Step 2, the relational expression according to the content Wi% of the alloying element i outside deironing element in target high nitrogen steel Yu iron contentObtain composition ratio α: β of all alloying elements and ferrum element;Determine the alloy powder quality m sending into molten bathAlloy powderQuality m with iron powderIron powderRatio is for α: β, if the alloy powder quality m entered in molten bathAlloy powder=Vf × Δ t, if entering the iron powder quality m in molten bathIron powder=VFe× Δ t, wherein Vf is alloy powder powder feeding rate, and unit is g/min;VFeFor adding iron powder speed, unit is g/min;Δ t is the time, and unit is min;
Step 3, according to formula mAlloy powder:mIron powder=(Vf × Δ t): (VFe× Δ t)=α: β, it is determined that alloy powder powder feeding rate Vf and interpolation iron powder speed VFeParameter matching relationship, Vf:VFe=α: β;
Step 4, choosing suitable welding current size I is 80A~200A;Choose interpolation iron powder speed VFeFor 20g/min~150g/min;By formula Vf:VFe=α: β, it is determined that alloy powder powder feeding rate Vf;
Step 5, starts welder, adjusts the surface distance 8-15mm of the required process steel that welding gun arrives, and adopts welding current I, alloy powder powder feeding rate Vf, and speed of supplying gas is VGas 1, add iron powder speed VFe, speed of supplying gas is VGas 2, at non-consumable gas shielded arc welding rifle by 10%Ar and 90%N2Gaseous mixture, regulating its speed is VGas 3, weld, steel surface carried out in-situ metallurgical nitrogen pick-up process.

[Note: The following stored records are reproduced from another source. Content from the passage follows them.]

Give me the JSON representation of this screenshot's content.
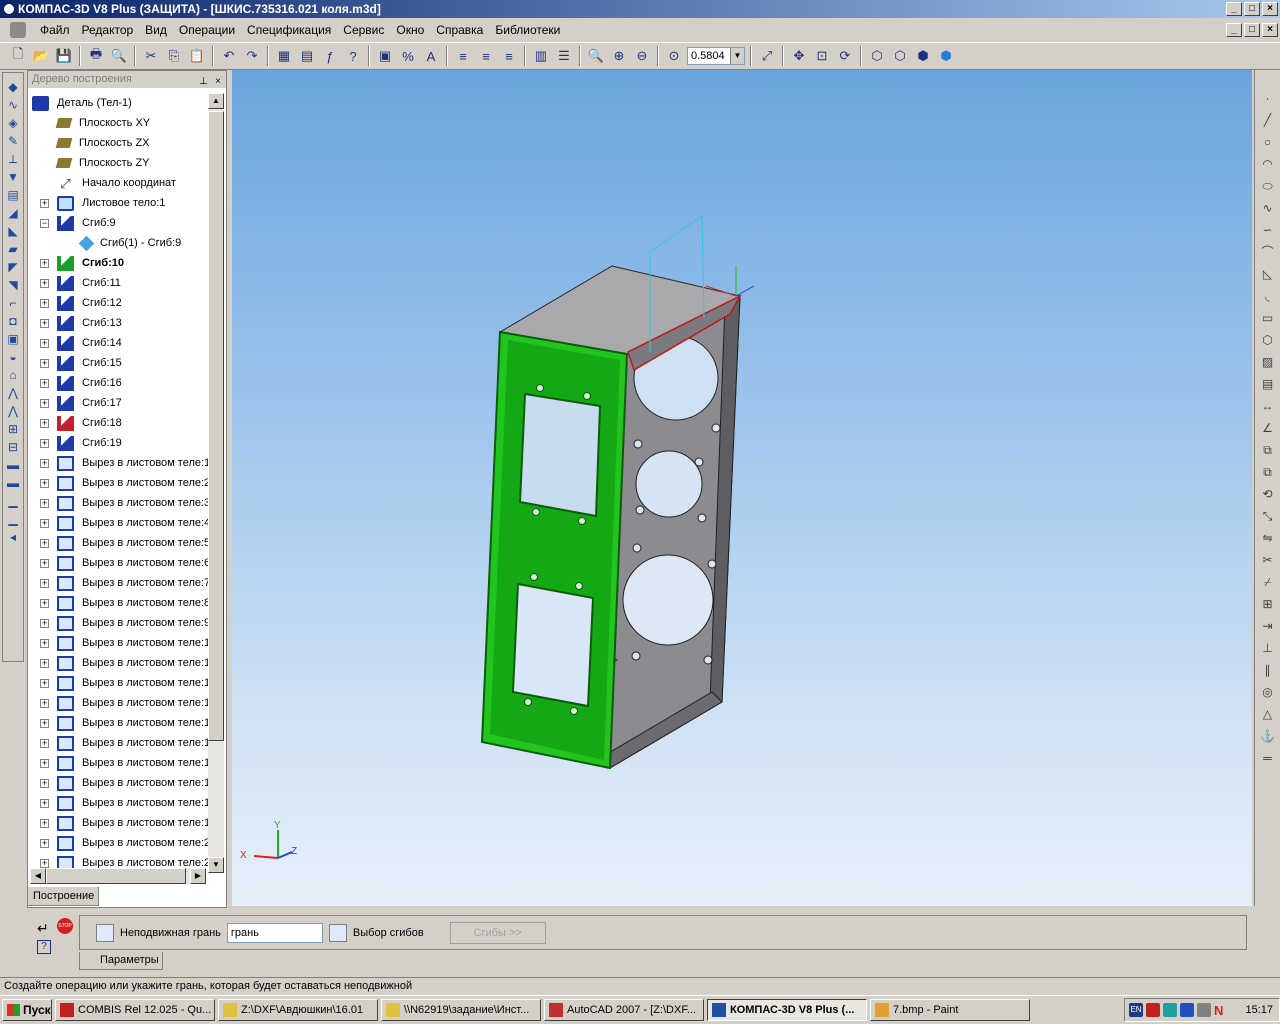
{
  "window": {
    "title": "КОМПАС-3D V8 Plus (ЗАЩИТА) - [ШКИС.735316.021 коля.m3d]",
    "minimize": "_",
    "maximize": "□",
    "close": "×"
  },
  "menu": [
    "Файл",
    "Редактор",
    "Вид",
    "Операции",
    "Спецификация",
    "Сервис",
    "Окно",
    "Справка",
    "Библиотеки"
  ],
  "toolbar": {
    "zoom_value": "0.5804"
  },
  "tree": {
    "header": "Дерево построения",
    "tab": "Построение",
    "items": [
      {
        "label": "Деталь (Тел-1)",
        "icon": "detail-icon",
        "expander": "",
        "indent": 0
      },
      {
        "label": "Плоскость XY",
        "icon": "plane-icon",
        "expander": "",
        "indent": 1
      },
      {
        "label": "Плоскость ZX",
        "icon": "plane-icon",
        "expander": "",
        "indent": 1
      },
      {
        "label": "Плоскость ZY",
        "icon": "plane-icon",
        "expander": "",
        "indent": 1
      },
      {
        "label": "Начало координат",
        "icon": "origin-icon",
        "expander": "",
        "indent": 1
      },
      {
        "label": "Листовое тело:1",
        "icon": "sheet-body-icon",
        "expander": "+",
        "indent": 1
      },
      {
        "label": "Сгиб:9",
        "icon": "bend-icon",
        "expander": "−",
        "indent": 1
      },
      {
        "label": "Сгиб(1) -  Сгиб:9",
        "icon": "sub-bend-icon",
        "expander": "",
        "indent": 2
      },
      {
        "label": "Сгиб:10",
        "icon": "bend-green-icon",
        "expander": "+",
        "indent": 1,
        "bold": true
      },
      {
        "label": "Сгиб:11",
        "icon": "bend-icon",
        "expander": "+",
        "indent": 1
      },
      {
        "label": "Сгиб:12",
        "icon": "bend-icon",
        "expander": "+",
        "indent": 1
      },
      {
        "label": "Сгиб:13",
        "icon": "bend-icon",
        "expander": "+",
        "indent": 1
      },
      {
        "label": "Сгиб:14",
        "icon": "bend-icon",
        "expander": "+",
        "indent": 1
      },
      {
        "label": "Сгиб:15",
        "icon": "bend-icon",
        "expander": "+",
        "indent": 1
      },
      {
        "label": "Сгиб:16",
        "icon": "bend-icon",
        "expander": "+",
        "indent": 1
      },
      {
        "label": "Сгиб:17",
        "icon": "bend-icon",
        "expander": "+",
        "indent": 1
      },
      {
        "label": "Сгиб:18",
        "icon": "bend-red-icon",
        "expander": "+",
        "indent": 1
      },
      {
        "label": "Сгиб:19",
        "icon": "bend-icon",
        "expander": "+",
        "indent": 1
      },
      {
        "label": "Вырез в листовом теле:1",
        "icon": "cut-icon",
        "expander": "+",
        "indent": 1
      },
      {
        "label": "Вырез в листовом теле:2",
        "icon": "cut-icon",
        "expander": "+",
        "indent": 1
      },
      {
        "label": "Вырез в листовом теле:3",
        "icon": "cut-icon",
        "expander": "+",
        "indent": 1
      },
      {
        "label": "Вырез в листовом теле:4",
        "icon": "cut-icon",
        "expander": "+",
        "indent": 1
      },
      {
        "label": "Вырез в листовом теле:5",
        "icon": "cut-icon",
        "expander": "+",
        "indent": 1
      },
      {
        "label": "Вырез в листовом теле:6",
        "icon": "cut-icon",
        "expander": "+",
        "indent": 1
      },
      {
        "label": "Вырез в листовом теле:7",
        "icon": "cut-icon",
        "expander": "+",
        "indent": 1
      },
      {
        "label": "Вырез в листовом теле:8",
        "icon": "cut-icon",
        "expander": "+",
        "indent": 1
      },
      {
        "label": "Вырез в листовом теле:9",
        "icon": "cut-icon",
        "expander": "+",
        "indent": 1
      },
      {
        "label": "Вырез в листовом теле:1",
        "icon": "cut-icon",
        "expander": "+",
        "indent": 1
      },
      {
        "label": "Вырез в листовом теле:1",
        "icon": "cut-icon",
        "expander": "+",
        "indent": 1
      },
      {
        "label": "Вырез в листовом теле:1",
        "icon": "cut-icon",
        "expander": "+",
        "indent": 1
      },
      {
        "label": "Вырез в листовом теле:1",
        "icon": "cut-icon",
        "expander": "+",
        "indent": 1
      },
      {
        "label": "Вырез в листовом теле:1",
        "icon": "cut-icon",
        "expander": "+",
        "indent": 1
      },
      {
        "label": "Вырез в листовом теле:1",
        "icon": "cut-icon",
        "expander": "+",
        "indent": 1
      },
      {
        "label": "Вырез в листовом теле:1",
        "icon": "cut-icon",
        "expander": "+",
        "indent": 1
      },
      {
        "label": "Вырез в листовом теле:1",
        "icon": "cut-icon",
        "expander": "+",
        "indent": 1
      },
      {
        "label": "Вырез в листовом теле:1",
        "icon": "cut-icon",
        "expander": "+",
        "indent": 1
      },
      {
        "label": "Вырез в листовом теле:1",
        "icon": "cut-icon",
        "expander": "+",
        "indent": 1
      },
      {
        "label": "Вырез в листовом теле:2",
        "icon": "cut-icon",
        "expander": "+",
        "indent": 1
      },
      {
        "label": "Вырез в листовом теле:2",
        "icon": "cut-icon",
        "expander": "+",
        "indent": 1
      }
    ]
  },
  "axes": {
    "x": "X",
    "y": "Y",
    "z": "Z"
  },
  "properties": {
    "fixed_face_label": "Неподвижная грань",
    "fixed_face_value": "грань",
    "bends_select_label": "Выбор сгибов",
    "bends_button": "Сгибы  >>",
    "tab": "Параметры"
  },
  "status": {
    "text": "Создайте операцию или укажите грань, которая будет оставаться неподвижной"
  },
  "taskbar": {
    "start": "Пуск",
    "tasks": [
      {
        "label": "COMBIS Rel 12.025 - Qu...",
        "active": false,
        "icon_color": "#c02020"
      },
      {
        "label": "Z:\\DXF\\Авдюшкин\\16.01",
        "active": false,
        "icon_color": "#e0c040"
      },
      {
        "label": "\\\\N62919\\задание\\Инст...",
        "active": false,
        "icon_color": "#e0c040"
      },
      {
        "label": "AutoCAD 2007 - [Z:\\DXF...",
        "active": false,
        "icon_color": "#c03030"
      },
      {
        "label": "КОМПАС-3D V8 Plus (...",
        "active": true,
        "icon_color": "#2050a0"
      },
      {
        "label": "7.bmp - Paint",
        "active": false,
        "icon_color": "#e0a030"
      }
    ],
    "lang": "EN",
    "clock": "15:17"
  }
}
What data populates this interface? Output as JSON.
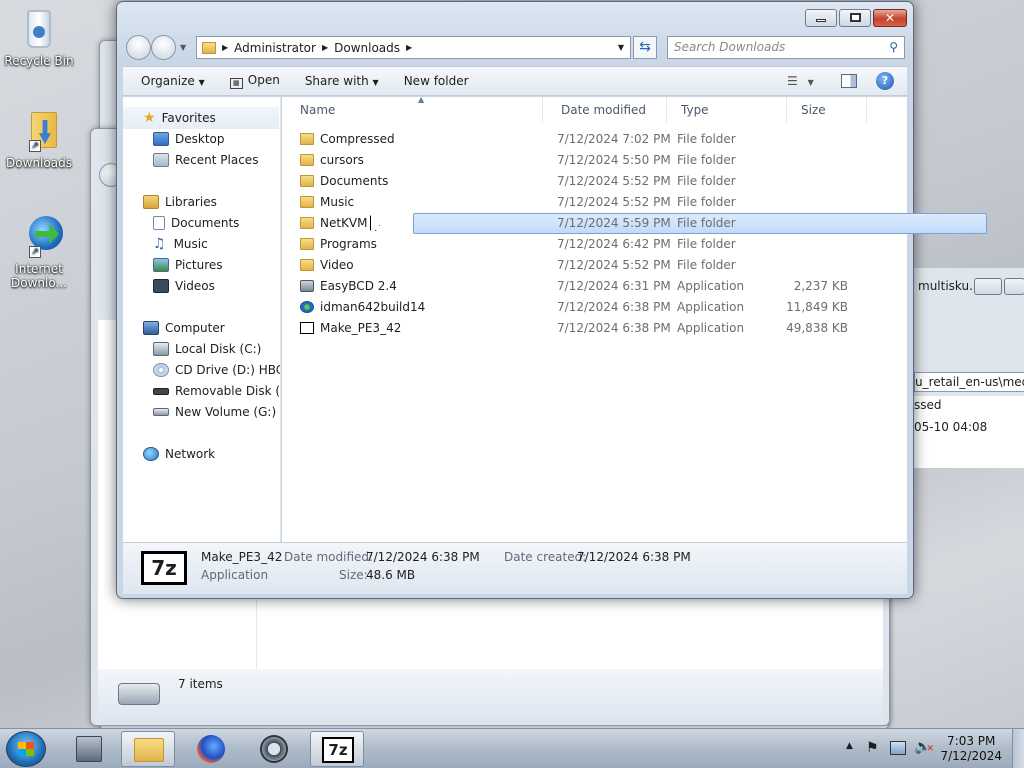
{
  "desktop": {
    "icons": [
      {
        "label": "Recycle Bin"
      },
      {
        "label": "Downloads"
      },
      {
        "label": "Internet Downlo..."
      }
    ]
  },
  "background_window": {
    "title_fragment": "multisku...",
    "path_fragment": "u_retail_en-us\\media",
    "col_fragment": "ssed",
    "date_fragment": "05-10 04:08",
    "status": "7 items"
  },
  "explorer": {
    "address": {
      "root": "Administrator",
      "folder": "Downloads"
    },
    "search_placeholder": "Search Downloads",
    "toolbar": {
      "organize": "Organize",
      "open": "Open",
      "share_with": "Share with",
      "new_folder": "New folder"
    },
    "nav": {
      "favorites": "Favorites",
      "desktop": "Desktop",
      "recent": "Recent Places",
      "libraries": "Libraries",
      "documents": "Documents",
      "music": "Music",
      "pictures": "Pictures",
      "videos": "Videos",
      "computer": "Computer",
      "local_disk": "Local Disk (C:)",
      "cd_drive": "CD Drive (D:) HBCD_",
      "removable": "Removable Disk (E:)",
      "new_volume": "New Volume (G:)",
      "network": "Network"
    },
    "columns": {
      "name": "Name",
      "date": "Date modified",
      "type": "Type",
      "size": "Size"
    },
    "files": [
      {
        "name": "Compressed",
        "date": "7/12/2024 7:02 PM",
        "type": "File folder",
        "size": ""
      },
      {
        "name": "cursors",
        "date": "7/12/2024 5:50 PM",
        "type": "File folder",
        "size": ""
      },
      {
        "name": "Documents",
        "date": "7/12/2024 5:52 PM",
        "type": "File folder",
        "size": ""
      },
      {
        "name": "Music",
        "date": "7/12/2024 5:52 PM",
        "type": "File folder",
        "size": ""
      },
      {
        "name": "NetKVM",
        "date": "7/12/2024 5:59 PM",
        "type": "File folder",
        "size": ""
      },
      {
        "name": "Programs",
        "date": "7/12/2024 6:42 PM",
        "type": "File folder",
        "size": ""
      },
      {
        "name": "Video",
        "date": "7/12/2024 5:52 PM",
        "type": "File folder",
        "size": ""
      },
      {
        "name": "EasyBCD 2.4",
        "date": "7/12/2024 6:31 PM",
        "type": "Application",
        "size": "2,237 KB"
      },
      {
        "name": "idman642build14",
        "date": "7/12/2024 6:38 PM",
        "type": "Application",
        "size": "11,849 KB"
      },
      {
        "name": "Make_PE3_42",
        "date": "7/12/2024 6:38 PM",
        "type": "Application",
        "size": "49,838 KB"
      }
    ],
    "details": {
      "icon_text": "7z",
      "name": "Make_PE3_42",
      "kind": "Application",
      "date_modified_label": "Date modified:",
      "date_modified": "7/12/2024 6:38 PM",
      "date_created_label": "Date created:",
      "date_created": "7/12/2024 6:38 PM",
      "size_label": "Size:",
      "size": "48.6 MB"
    }
  },
  "taskbar": {
    "seven_zip_text": "7z",
    "time": "7:03 PM",
    "date": "7/12/2024"
  }
}
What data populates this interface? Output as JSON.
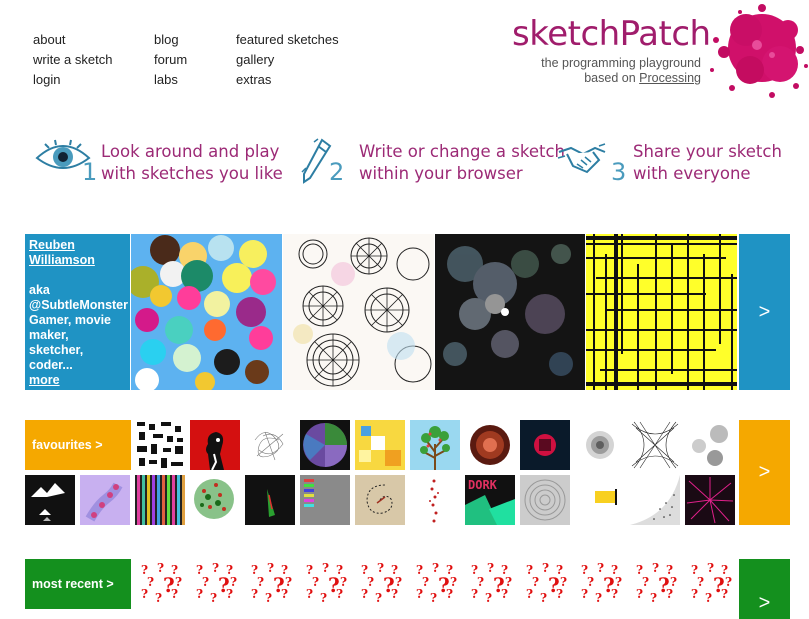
{
  "nav": {
    "about": "about",
    "write": "write a sketch",
    "login": "login",
    "blog": "blog",
    "forum": "forum",
    "labs": "labs",
    "featured": "featured sketches",
    "gallery": "gallery",
    "extras": "extras"
  },
  "logo": {
    "title": "sketchPatch",
    "tagline": "the programming playground",
    "based_on": "based on",
    "processing": "Processing"
  },
  "steps": [
    {
      "num": "1",
      "line1": "Look around and play",
      "line2": "with sketches you like",
      "icon": "eye-icon"
    },
    {
      "num": "2",
      "line1": "Write or change a sketch",
      "line2": "within your browser",
      "icon": "pen-icon"
    },
    {
      "num": "3",
      "line1": "Share your sketch",
      "line2": "with everyone",
      "icon": "handshake-icon"
    }
  ],
  "featured": {
    "author_name": "Reuben Williamson",
    "bio": "aka @SubtleMonster Gamer, movie maker, sketcher, coder...",
    "more": "more",
    "arrow": ">"
  },
  "favourites": {
    "label": "favourites >",
    "arrow": ">"
  },
  "recent": {
    "label": "most recent >",
    "arrow": ">",
    "placeholder": "?"
  },
  "colors": {
    "brand": "#a01d6c",
    "blue": "#1f93c4",
    "orange": "#f5a800",
    "green": "#14901e",
    "step_text": "#9c2a76",
    "step_num": "#4a9bbd"
  }
}
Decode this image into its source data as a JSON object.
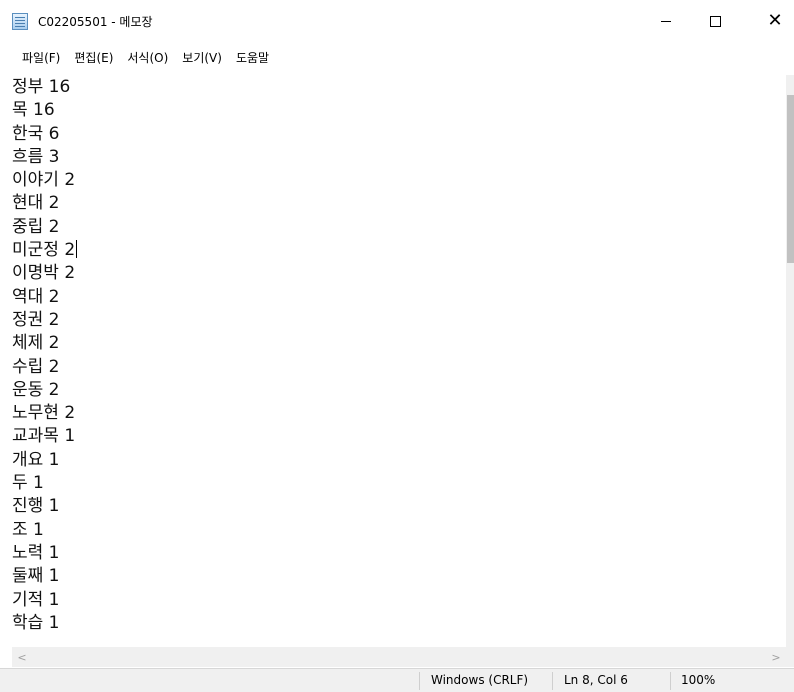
{
  "window": {
    "title": "C02205501 - 메모장",
    "minimize_label": "",
    "maximize_label": "",
    "close_label": "✕"
  },
  "menu": {
    "items": [
      {
        "label": "파일(F)"
      },
      {
        "label": "편집(E)"
      },
      {
        "label": "서식(O)"
      },
      {
        "label": "보기(V)"
      },
      {
        "label": "도움말"
      }
    ]
  },
  "editor": {
    "lines": [
      "정부 16",
      "목 16",
      "한국 6",
      "흐름 3",
      "이야기 2",
      "현대 2",
      "중립 2",
      "미군정 2",
      "이명박 2",
      "역대 2",
      "정권 2",
      "체제 2",
      "수립 2",
      "운동 2",
      "노무현 2",
      "교과목 1",
      "개요 1",
      "두 1",
      "진행 1",
      "조 1",
      "노력 1",
      "둘째 1",
      "기적 1",
      "학습 1"
    ]
  },
  "scrollbar": {
    "left_arrow": "<",
    "right_arrow": ">"
  },
  "status": {
    "line_ending": "Windows (CRLF)",
    "position": "Ln 8, Col 6",
    "zoom": "100%"
  }
}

Further, bonding speed v is 3~16mm/min.
Further, speed of supplying gas is VGas 1, speed of supplying gas is VGas 2;Speed of supplying gas is VGas 3, meet VGas 1≈VGas 2≈VGas 3=15~40L/min.
This utility model compared with prior art has following remarkable advantage:
1, the method that this utility model provides can realize the nitrogen pick-up of steel surface high nitrogen steel at short notice, it is thus achieved that nitrogen pick-up layer thickness up to several millimeters even Centimeter Level, and nitrogen pick-up composition of layer can design;
2, the device that this utility model provides is double-spiral structure at the bilateral coaxial spiral gas powder cover helicla flute near gas powder passway place, can effectively prevent powder blocking channel mouth;Heavy in section, middle part single coil configuration groove contributes to being sufficiently mixed of two kinds of gas powder streams;Varying pitch, change lead angle contribute to the Homogeneous phase mixing of gas powder stream.
3, the method that this utility model provides not only achieves steel surface nitrogen pick-up effect, it is also possible to adding other useful alloy elements, it is achieved steel surface high nitrogen steel, the nitrogen pick-up layer obtained has good high strength anti-corrosion performance.Being metallurgical binding between the nitrogen pick-up layer and the steel matrix that obtain, bond strength is high.
4, this utility model adopts nitrogen arc and nitride alloy associating in-situ metallurgical nitrogen pick-up technology, simple to operate, it is possible to by regulating size of current and welding gun translational speed flexible nitrogen pick-up layer thickness.To not needing the place of nitrogen pick-up also without taking protective measure, it may be achieved local nitrogen pick-up.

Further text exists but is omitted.